China sends the last module of its station into space

China sends the last module of its station into space


China launched the last module of its under construction Tiangong space station on Monday, according to images from state broadcaster CCTV. 

This step should enable the Chinese station to be fully operational and to provide Beijing with a permanent presence in space.

The module, dubbed Mengtian (“dream of the heavens”), was launched at 3:27 p.m. (7 a.m. 27 GMT) by a Long March 5B rocket from the tropical island of Hainan (south).

Mengtian is the third and final major element of the T-shaped Tiangong space station. 
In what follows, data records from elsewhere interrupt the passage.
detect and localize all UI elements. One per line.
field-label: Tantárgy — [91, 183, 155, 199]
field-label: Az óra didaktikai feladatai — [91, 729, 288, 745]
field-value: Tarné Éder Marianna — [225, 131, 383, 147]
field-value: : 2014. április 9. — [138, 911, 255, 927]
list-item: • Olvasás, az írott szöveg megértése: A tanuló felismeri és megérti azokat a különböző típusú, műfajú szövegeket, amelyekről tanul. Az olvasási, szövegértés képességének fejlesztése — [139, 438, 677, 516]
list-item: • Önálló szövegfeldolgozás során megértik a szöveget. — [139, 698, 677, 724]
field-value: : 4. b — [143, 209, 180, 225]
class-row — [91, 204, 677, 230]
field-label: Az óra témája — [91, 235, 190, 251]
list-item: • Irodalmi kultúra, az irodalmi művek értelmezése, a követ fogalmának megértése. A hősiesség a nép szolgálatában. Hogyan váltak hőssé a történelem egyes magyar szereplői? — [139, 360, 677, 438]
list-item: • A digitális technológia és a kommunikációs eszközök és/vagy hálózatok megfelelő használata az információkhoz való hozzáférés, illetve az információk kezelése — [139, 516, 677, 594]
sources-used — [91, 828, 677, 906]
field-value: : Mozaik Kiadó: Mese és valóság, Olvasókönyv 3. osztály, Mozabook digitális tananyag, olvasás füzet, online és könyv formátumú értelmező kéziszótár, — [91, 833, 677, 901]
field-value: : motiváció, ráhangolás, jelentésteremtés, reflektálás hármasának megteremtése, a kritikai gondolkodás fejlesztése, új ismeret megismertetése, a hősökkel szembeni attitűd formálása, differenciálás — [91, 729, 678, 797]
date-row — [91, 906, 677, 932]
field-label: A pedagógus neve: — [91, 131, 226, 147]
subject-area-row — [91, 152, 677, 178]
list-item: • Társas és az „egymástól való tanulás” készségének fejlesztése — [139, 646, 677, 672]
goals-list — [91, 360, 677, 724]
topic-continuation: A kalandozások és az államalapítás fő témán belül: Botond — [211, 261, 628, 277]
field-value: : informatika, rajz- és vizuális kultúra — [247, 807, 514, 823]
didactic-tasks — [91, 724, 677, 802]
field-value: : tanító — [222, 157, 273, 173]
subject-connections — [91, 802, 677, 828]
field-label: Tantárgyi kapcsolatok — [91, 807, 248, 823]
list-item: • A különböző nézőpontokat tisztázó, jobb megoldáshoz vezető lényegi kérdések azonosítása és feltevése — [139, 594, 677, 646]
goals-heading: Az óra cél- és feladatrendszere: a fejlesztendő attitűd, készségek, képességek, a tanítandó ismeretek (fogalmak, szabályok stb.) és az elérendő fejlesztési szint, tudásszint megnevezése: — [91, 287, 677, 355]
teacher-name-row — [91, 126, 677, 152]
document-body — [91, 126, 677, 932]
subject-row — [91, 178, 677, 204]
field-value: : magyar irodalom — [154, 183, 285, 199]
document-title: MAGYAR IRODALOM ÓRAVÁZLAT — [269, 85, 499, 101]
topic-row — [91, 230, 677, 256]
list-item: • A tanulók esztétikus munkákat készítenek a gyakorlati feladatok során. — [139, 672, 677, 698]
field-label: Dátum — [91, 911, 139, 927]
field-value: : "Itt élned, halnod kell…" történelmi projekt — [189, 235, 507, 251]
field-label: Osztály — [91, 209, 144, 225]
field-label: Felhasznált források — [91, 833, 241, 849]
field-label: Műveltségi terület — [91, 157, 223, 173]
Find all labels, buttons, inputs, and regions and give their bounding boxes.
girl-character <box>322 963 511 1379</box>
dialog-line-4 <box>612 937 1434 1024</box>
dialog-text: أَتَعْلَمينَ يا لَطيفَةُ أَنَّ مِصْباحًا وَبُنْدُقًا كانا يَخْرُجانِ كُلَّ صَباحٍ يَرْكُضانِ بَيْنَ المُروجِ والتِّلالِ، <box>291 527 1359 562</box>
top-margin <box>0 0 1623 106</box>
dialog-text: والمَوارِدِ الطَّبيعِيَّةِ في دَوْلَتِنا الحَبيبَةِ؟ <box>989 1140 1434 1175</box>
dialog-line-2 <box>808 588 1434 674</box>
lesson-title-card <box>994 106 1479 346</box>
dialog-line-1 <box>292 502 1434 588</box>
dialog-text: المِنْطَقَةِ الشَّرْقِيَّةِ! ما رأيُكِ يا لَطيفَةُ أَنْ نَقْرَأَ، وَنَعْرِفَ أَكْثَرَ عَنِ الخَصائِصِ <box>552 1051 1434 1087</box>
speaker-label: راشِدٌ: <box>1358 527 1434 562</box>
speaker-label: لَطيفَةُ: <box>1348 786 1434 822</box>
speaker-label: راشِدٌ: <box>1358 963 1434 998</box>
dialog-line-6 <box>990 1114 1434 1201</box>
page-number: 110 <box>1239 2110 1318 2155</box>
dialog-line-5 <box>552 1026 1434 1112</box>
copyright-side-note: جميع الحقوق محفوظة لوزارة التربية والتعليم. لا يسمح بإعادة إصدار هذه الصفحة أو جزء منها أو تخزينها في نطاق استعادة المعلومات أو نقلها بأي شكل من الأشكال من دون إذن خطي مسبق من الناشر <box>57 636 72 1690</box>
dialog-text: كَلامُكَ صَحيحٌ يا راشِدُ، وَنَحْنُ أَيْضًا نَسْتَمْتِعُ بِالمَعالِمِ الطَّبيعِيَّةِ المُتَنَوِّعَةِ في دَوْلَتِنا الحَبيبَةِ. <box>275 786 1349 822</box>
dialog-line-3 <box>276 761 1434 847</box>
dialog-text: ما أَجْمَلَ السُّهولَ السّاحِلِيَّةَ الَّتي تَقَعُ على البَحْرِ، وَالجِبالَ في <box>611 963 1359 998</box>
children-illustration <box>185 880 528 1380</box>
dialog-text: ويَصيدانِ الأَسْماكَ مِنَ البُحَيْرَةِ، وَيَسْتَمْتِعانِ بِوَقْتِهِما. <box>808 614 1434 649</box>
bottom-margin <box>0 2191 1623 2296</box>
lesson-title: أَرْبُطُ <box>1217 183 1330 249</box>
Its assembly required a total of eleven missions. 

The last on Monday must make it possible to transport cutting-edge scientific equipment.

Tiangong must remain in low orbit, between 400 and 450 km above the Earth, for at least ten years, with the ambition of maintaining a long-term human presence in space.

Tiangong (“Heavenly Palace”), similar in size to the former Russian-Soviet Mir station, is expected to have a lifespan of at least 10 years.

Even though China does not plan to international cooperation for its space station, Beijing has assured that it is open to foreign collaboration.

China has been investing billions of euros in its space program for several decades.

The ambition China's plan to build a space station was fueled in part by the United States' refusal to accept Chinese in the International Space Station (ISS) program, a collaboration between the United States, Russia, Canada, the 'Europe and Japan.

The Asian giant sent its first astronaut into space in 2003. 

In 2019, the country landed a machine on the far side of the Moon, a world first.

In 2020, China brought back samples from the Moon and landed a small robot on Mars the following year.

China plans to it to send men to the Moon by 2030.